Emin Aktar, head of the Diyarbakir Lawyers Chamber says that unless Turkey reads the political balance of the Middle East it will not be able to surmount the dilemma it is facing. “In the coming years there will be new states in the region and the superpowers will redesign their positions,” he told Rudaw. “Turkey needs to read those changes and deal with them with a new mindset.”

Aktar said that Turkish leaders are not taking any lessons from the incident in Gaziantep and this would drive a wedge between the Kurdish and Turkish communities.

“Unless Turkish politicians quit that kind of misconception we will not be able to speak of peace,” he said.

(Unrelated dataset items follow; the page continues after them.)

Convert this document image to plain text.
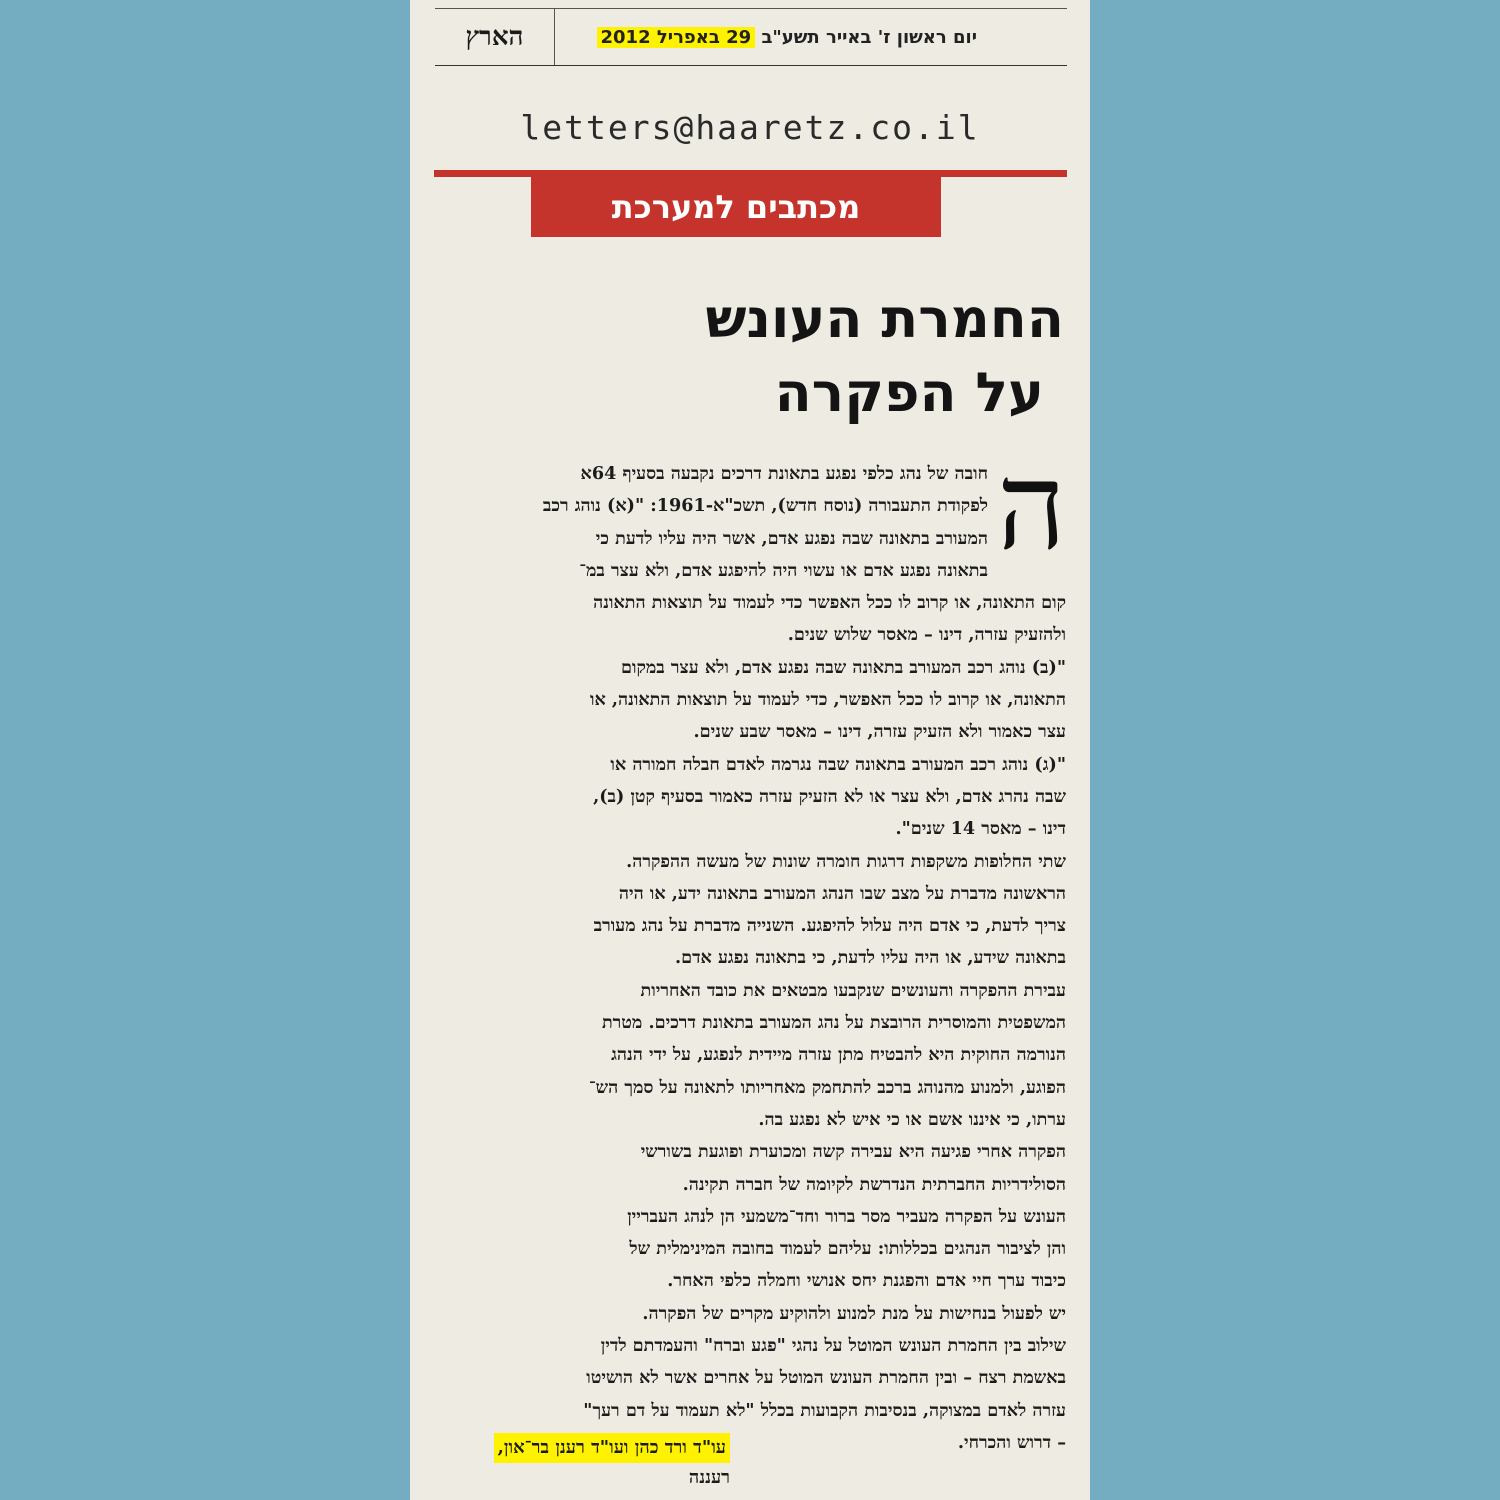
הארץ	יום ראשון ז' באייר תשע"ב 29 באפריל 2012
letters@haaretz.co.il
מכתבים למערכת
החמרת העונש
על הפקרה
ה
חובה של נהג כלפי נפגע בתאונת דרכים נקבעה בסעיף 64א
לפקודת התעבורה (נוסח חדש), תשכ"א-1961: "(א) נוהג רכב
המעורב בתאונה שבה נפגע אדם, אשר היה עליו לדעת כי
בתאונה נפגע אדם או עשוי היה להיפגע אדם, ולא עצר במ־
קום התאונה, או קרוב לו ככל האפשר כדי לעמוד על תוצאות התאונה
ולהזעיק עזרה, דינו – מאסר שלוש שנים.
"(ב) נוהג רכב המעורב בתאונה שבה נפגע אדם, ולא עצר במקום
התאונה, או קרוב לו ככל האפשר, כדי לעמוד על תוצאות התאונה, או
עצר כאמור ולא הזעיק עזרה, דינו – מאסר שבע שנים.
"(ג) נוהג רכב המעורב בתאונה שבה נגרמה לאדם חבלה חמורה או
שבה נהרג אדם, ולא עצר או לא הזעיק עזרה כאמור בסעיף קטן (ב),
דינו – מאסר 14 שנים".
שתי החלופות משקפות דרגות חומרה שונות של מעשה ההפקרה.
הראשונה מדברת על מצב שבו הנהג המעורב בתאונה ידע, או היה
צריך לדעת, כי אדם היה עלול להיפגע. השנייה מדברת על נהג מעורב
בתאונה שידע, או היה עליו לדעת, כי בתאונה נפגע אדם.
עבירת ההפקרה והעונשים שנקבעו מבטאים את כובד האחריות
המשפטית והמוסרית הרובצת על נהג המעורב בתאונת דרכים. מטרת
הנורמה החוקית היא להבטיח מתן עזרה מיידית לנפגע, על ידי הנהג
הפוגע, ולמנוע מהנוהג ברכב להתחמק מאחריותו לתאונה על סמך הש־
ערתו, כי איננו אשם או כי איש לא נפגע בה.
הפקרה אחרי פגיעה היא עבירה קשה ומכוערת ופוגעת בשורשי
הסולידריות החברתית הנדרשת לקיומה של חברה תקינה.
העונש על הפקרה מעביר מסר ברור וחד־משמעי הן לנהג העבריין
והן לציבור הנהגים בכללותו: עליהם לעמוד בחובה המינימלית של
כיבוד ערך חיי אדם והפגנת יחס אנושי וחמלה כלפי האחר.
יש לפעול בנחישות על מנת למנוע ולהוקיע מקרים של הפקרה.
שילוב בין החמרת העונש המוטל על נהגי "פגע וברח" והעמדתם לדין
באשמת רצח – ובין החמרת העונש המוטל על אחרים אשר לא הושיטו
עזרה לאדם במצוקה, בנסיבות הקבועות בכלל "לא תעמוד על דם רעך"
– דרוש והכרחי.
עו"ד ורד כהן ועו"ד רענן בר־און,
רעננה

In the meantime, he criticized PKK’s new policy that calls for the collapse of the AKP government, describing it as “wrong and a strategic mistake.” Aktar also believes the AKP government has not presented a viable solution for the conflict. “AKP does not have a solution for the Kurdish issue,” he said. “AKP politicians are ignorant about the Kurdish issue and they think that with military operations they can change the Kurdish situation.”

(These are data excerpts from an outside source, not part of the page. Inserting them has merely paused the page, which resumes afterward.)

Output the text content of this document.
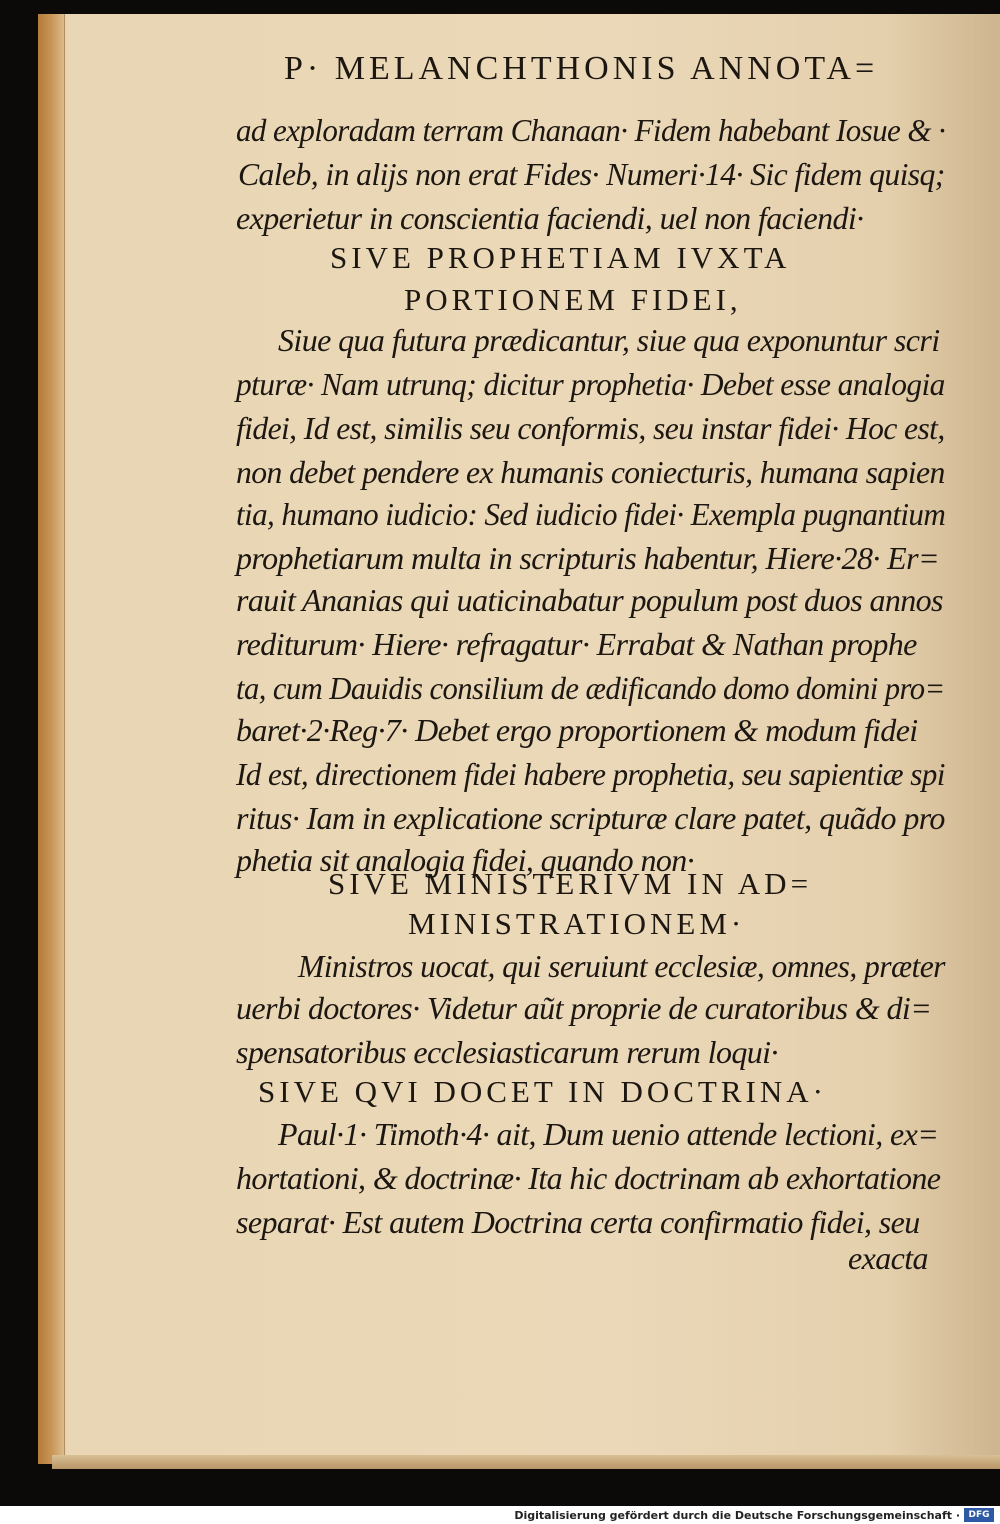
P· MELANCHTHONIS ANNOTA=
ad exploradam terram Chanaan· Fidem habebant Iosue & ·
Caleb, in alijs non erat Fides· Numeri·14· Sic fidem quisq;
experietur in conscientia faciendi, uel non faciendi·
SIVE PROPHETIAM IVXTA
PORTIONEM FIDEI,
Siue qua futura prædicantur, siue qua exponuntur scri
pturæ· Nam utrunq; dicitur prophetia· Debet esse analogia
fidei, Id est, similis seu conformis, seu instar fidei· Hoc est,
non debet pendere ex humanis coniecturis, humana sapien
tia, humano iudicio: Sed iudicio fidei· Exempla pugnantium
prophetiarum multa in scripturis habentur, Hiere·28· Er=
rauit Ananias qui uaticinabatur populum post duos annos
rediturum· Hiere· refragatur· Errabat & Nathan prophe
ta, cum Dauidis consilium de ædificando domo domini pro=
baret·2·Reg·7· Debet ergo proportionem & modum fidei
Id est, directionem fidei habere prophetia, seu sapientiæ spi
ritus· Iam in explicatione scripturæ clare patet, quãdo pro
phetia sit analogia fidei, quando non·
SIVE MINISTERIVM IN AD=
MINISTRATIONEM·
Ministros uocat, qui seruiunt ecclesiæ, omnes, præter
uerbi doctores· Videtur aũt proprie de curatoribus & di=
spensatoribus ecclesiasticarum rerum loqui·
SIVE QVI DOCET IN DOCTRINA·
Paul·1· Timoth·4· ait, Dum uenio attende lectioni, ex=
hortationi, & doctrinæ· Ita hic doctrinam ab exhortatione
separat· Est autem Doctrina certa confirmatio fidei, seu
exacta
Digitalisierung gefördert durch die Deutsche Forschungsgemeinschaft · DFG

On the other hand, Gulten Kisanak, the co-chair of the Peace and Democracy Party [BDP] says there is still hope for peace. Regarding PKK’s recent strategy towards the AKP, Kisanak said, “We do not say the AKP must breakdown, but we reject its policies on the Kurds.”Kisanak said AKP leaders are taking advantage of the Gaziantep bombing.

“AKP tries to show its policy on Syria as the right one while it stirs the public opinion against the Kurds.” Kisanak said.Kisanak who is also a member of the Turkish parliament and several other Kurdish MPs recently came under attack from the AKP after they met with PKK guerrillas near Shemzinan.

“The government knows very well that the gates to Shemzian are under guerilla control,” she said. “The place where we saw the guerrillas was only 10 KM from a Turkish military base. We went there to use that fact in the service of peace.” Kisanak who embraced one of the guerrilla’s said, “Guerrillas are there because of no solution to the Kurdish case. They are our relatives and we should not see them as terrorists anymore.”